Erich Schlatter war aber auch charmant, charismatisch und gewann damit immer wieder einflussreiche Persönlichkeiten für sich. Journalist Marlon Rusch schrieb ein Buch über den Schaffhauser Systemsprenger.
«Immer wieder habe ich über Personen geschrieben, die psychisch krank sind, sich am Rand der Gsellschaft bewegen und anecken. Die mit Abstand schillerndste Figur ist Erich Schlatter, den eine Zeit lang wahrscheinlich alle in Schaffhausen gekannt haben», erzählt der ehemalige Schaffhauser AZ Co-Chefredaktor und Autor Marlon Rusch im Gespräch mit dem «Bock». Schon nach der Kantonsschule, im Jahr 2006, habe der unterdessen 38-jährige Journalist bei der AZ erste Kulturvorschauen verfassen dürfen. Was er eigentlich einmal werden will, war aber zu dieser Zeit noch nicht klar. Er schrieb sich zwar in den Studiengang Geschichte ein, aber mehr aus Verlegenheit. Die Leidenschaft für das Geschichtenerzählen zog ihn immer mehr in den Journalismus hinein. In der AZ fand er eine Heimat. So entschied sich Rusch am Medienausbildungszentrum (MAZ) eine Journalistenausbildung zu absolvieren. Anschliessend fand er bei der «Schweiz am Sonntag» in Basel eine Anstellung – als Stellvertretung. «Es zeichnete sich bei der Schaffhauser AZ ein Generationenwechsel ab. Das Team sollte aus- und umgebaut werden. Ich wurde angefragt, ob ich, zusammen mit Freunden vom ‹Lappi›, die Leitung übernehmen möchte.» Zu dieser Zeit brachte er mit «Mitstreitern» ein kleines verspieltes Schaffhauser Kulturmagazin namens «Lappi» heraus, worin er die journalistischen Grenzen ausloten konnte.

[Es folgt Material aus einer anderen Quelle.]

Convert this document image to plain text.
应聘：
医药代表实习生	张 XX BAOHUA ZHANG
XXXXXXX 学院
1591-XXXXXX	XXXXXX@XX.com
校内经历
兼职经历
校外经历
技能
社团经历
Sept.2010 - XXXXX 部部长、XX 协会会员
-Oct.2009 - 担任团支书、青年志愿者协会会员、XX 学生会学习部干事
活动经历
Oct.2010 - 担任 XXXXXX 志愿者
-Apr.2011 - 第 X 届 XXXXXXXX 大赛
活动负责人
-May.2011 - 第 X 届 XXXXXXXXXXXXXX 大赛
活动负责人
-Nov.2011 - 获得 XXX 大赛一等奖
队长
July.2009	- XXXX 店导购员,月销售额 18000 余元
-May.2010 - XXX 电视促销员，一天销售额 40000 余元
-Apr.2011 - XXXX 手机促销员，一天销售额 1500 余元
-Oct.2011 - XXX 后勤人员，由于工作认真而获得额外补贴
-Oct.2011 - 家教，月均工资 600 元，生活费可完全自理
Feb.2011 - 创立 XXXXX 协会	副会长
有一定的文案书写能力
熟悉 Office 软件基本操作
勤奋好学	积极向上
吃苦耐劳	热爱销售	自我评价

2016 erfanden sie die AZ neu und legten den Fokus auf investigativen Journalismus sowie Gesellschaftsreportagen. «Es funktionierte. Das war an den steigenden Abozahlen zu erkennen, die sich Jahrzehnte lang auf einer Talfahrt befanden.»
Mittlerweile arbeitet Marlon Rusch in der Schweizer Redaktion der deutschen Wochenzeitung «Die Zeit»
Zwischen Genie und Wahnsinn
«Kochen verblödet – Kochen tötet – Kochen macht süchtig und krank – Milchprodukte auch – Brot sowieso» schrieb Erich Schlatter einst neben den Eingang zur Migros in der Vorstadt. Von solchen «Schriften» gab es in den Neunzigerjahren viele in der Stadt. Diese zeigten eine kuriose und zum Schmunzeln bringende Seite des weitherum bekannten Stadtoriginals. Eine andere Seite von Schlatter hingegen irritierte die Menschen stark – milde ausgedrückt. Denn er führte gar eine Todesliste namens «Rohe Weihnachten» und war der Auffassung, dass es erst wieder eine «Frohe Weihnacht» gibt, wenn alle aufgelisteten Personen totgeschlagen oder gehenkt wurden. Daniel Jenne, damaliger Leiter des Strafverkehrsamts, und Oskar Wanner, damaliger Leiter der Klinik Breitenau, prangerten am sichtbarsten darauf.